Sifford stressed the importance of monthly self-examination to women at the luncheon, reminding participants that 90 percent of breast cancer cases are found by women who performed self-exams and reported irregularities to their doctors.
"You know what's normal for you and what's not," she said. "That's the whole purpose of the breast self-examination — to realize sooner when something is not normal in there."
Sifford recounted breast cancer risk factors, some of which pertain to ethnicity and age, but reiterated the necessity to educate all women about the symptoms and implications of the disease.
"Make sure that you talk to your friends (and) family if they're not up-to-date," Sifford said. "That's the only way that we'll find things earlier and get them taken care of earlier and increase our survival rates."

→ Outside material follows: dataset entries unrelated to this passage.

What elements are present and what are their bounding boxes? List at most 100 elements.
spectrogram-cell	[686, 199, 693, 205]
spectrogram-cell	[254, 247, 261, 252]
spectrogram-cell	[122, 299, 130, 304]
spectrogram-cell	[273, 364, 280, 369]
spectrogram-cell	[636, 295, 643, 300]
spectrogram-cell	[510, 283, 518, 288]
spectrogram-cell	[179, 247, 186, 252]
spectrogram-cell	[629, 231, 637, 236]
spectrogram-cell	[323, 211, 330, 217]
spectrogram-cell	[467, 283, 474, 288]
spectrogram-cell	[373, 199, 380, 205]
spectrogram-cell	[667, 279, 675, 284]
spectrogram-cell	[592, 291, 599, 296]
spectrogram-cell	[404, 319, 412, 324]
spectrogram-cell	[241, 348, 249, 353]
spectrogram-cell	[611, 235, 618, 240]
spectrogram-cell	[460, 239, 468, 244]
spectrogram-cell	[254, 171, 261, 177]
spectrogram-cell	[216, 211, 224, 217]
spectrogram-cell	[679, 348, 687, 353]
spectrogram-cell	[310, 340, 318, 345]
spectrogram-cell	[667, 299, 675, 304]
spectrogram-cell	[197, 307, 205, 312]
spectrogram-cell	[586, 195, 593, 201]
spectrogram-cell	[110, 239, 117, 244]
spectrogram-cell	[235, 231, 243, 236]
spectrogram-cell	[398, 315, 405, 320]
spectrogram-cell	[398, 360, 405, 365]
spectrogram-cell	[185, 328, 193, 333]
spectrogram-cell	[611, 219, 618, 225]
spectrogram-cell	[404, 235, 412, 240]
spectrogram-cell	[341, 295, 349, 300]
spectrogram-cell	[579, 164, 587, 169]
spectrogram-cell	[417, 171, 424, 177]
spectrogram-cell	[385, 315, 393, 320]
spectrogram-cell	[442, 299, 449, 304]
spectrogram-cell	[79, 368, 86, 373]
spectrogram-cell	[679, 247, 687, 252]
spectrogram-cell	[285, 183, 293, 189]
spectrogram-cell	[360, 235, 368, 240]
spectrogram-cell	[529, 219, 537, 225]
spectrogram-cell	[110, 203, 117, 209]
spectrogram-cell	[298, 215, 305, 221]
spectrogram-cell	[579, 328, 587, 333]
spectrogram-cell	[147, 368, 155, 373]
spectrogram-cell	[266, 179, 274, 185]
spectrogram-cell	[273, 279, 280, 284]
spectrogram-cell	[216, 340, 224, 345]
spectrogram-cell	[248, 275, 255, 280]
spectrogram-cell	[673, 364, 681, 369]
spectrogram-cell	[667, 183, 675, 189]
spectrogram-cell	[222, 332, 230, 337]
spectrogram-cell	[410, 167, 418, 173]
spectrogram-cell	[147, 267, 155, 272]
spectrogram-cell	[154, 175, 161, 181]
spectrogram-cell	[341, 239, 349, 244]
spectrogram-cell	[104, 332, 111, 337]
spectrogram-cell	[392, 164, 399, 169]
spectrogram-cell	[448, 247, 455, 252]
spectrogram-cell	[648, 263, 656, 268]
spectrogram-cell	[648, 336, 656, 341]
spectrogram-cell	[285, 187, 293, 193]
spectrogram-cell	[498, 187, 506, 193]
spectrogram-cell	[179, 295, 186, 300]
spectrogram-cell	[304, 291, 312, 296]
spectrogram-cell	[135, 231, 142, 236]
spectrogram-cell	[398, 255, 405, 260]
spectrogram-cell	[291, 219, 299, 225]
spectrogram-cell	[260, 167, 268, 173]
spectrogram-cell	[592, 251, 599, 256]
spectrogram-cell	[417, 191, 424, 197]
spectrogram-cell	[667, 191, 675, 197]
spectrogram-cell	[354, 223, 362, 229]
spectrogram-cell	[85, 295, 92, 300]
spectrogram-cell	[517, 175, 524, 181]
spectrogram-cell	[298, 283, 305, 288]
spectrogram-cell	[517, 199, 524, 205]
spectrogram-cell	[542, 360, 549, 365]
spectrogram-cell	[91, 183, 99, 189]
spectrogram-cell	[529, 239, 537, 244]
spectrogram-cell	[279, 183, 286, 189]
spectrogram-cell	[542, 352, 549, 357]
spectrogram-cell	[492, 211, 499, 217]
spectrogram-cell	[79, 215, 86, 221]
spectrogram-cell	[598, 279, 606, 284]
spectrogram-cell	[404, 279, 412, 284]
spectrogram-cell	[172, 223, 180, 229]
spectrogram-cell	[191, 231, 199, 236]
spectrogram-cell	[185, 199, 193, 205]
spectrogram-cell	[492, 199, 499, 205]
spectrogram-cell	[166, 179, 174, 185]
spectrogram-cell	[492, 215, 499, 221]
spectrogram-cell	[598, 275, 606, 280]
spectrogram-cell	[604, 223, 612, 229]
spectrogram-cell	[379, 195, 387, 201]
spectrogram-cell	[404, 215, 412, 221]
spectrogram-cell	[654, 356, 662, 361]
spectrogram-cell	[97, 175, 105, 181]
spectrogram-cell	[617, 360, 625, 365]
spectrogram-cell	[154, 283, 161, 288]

While mammograms are the most conventional method to test for the presence of breast cancer, Sifford said MRIs can sometimes detect abnormalities better than mammograms. However, many health insurance companies do not cover the costly procedures under normal circumstances.
Sifford said she thinks any screening method decisions should be up to doctors, not insurers.
"Eventually, hopefully, the insurance companies will realize it's much easier to catch an early breast cancer than if it develops at a later stage," she said.
 "It's not selective in who it targets," Sifford said. "It can happen to any one of us. So don't think, 'It can't happen to me' because it can."
Food for the luncheon was provided by Baldino's and Chili's.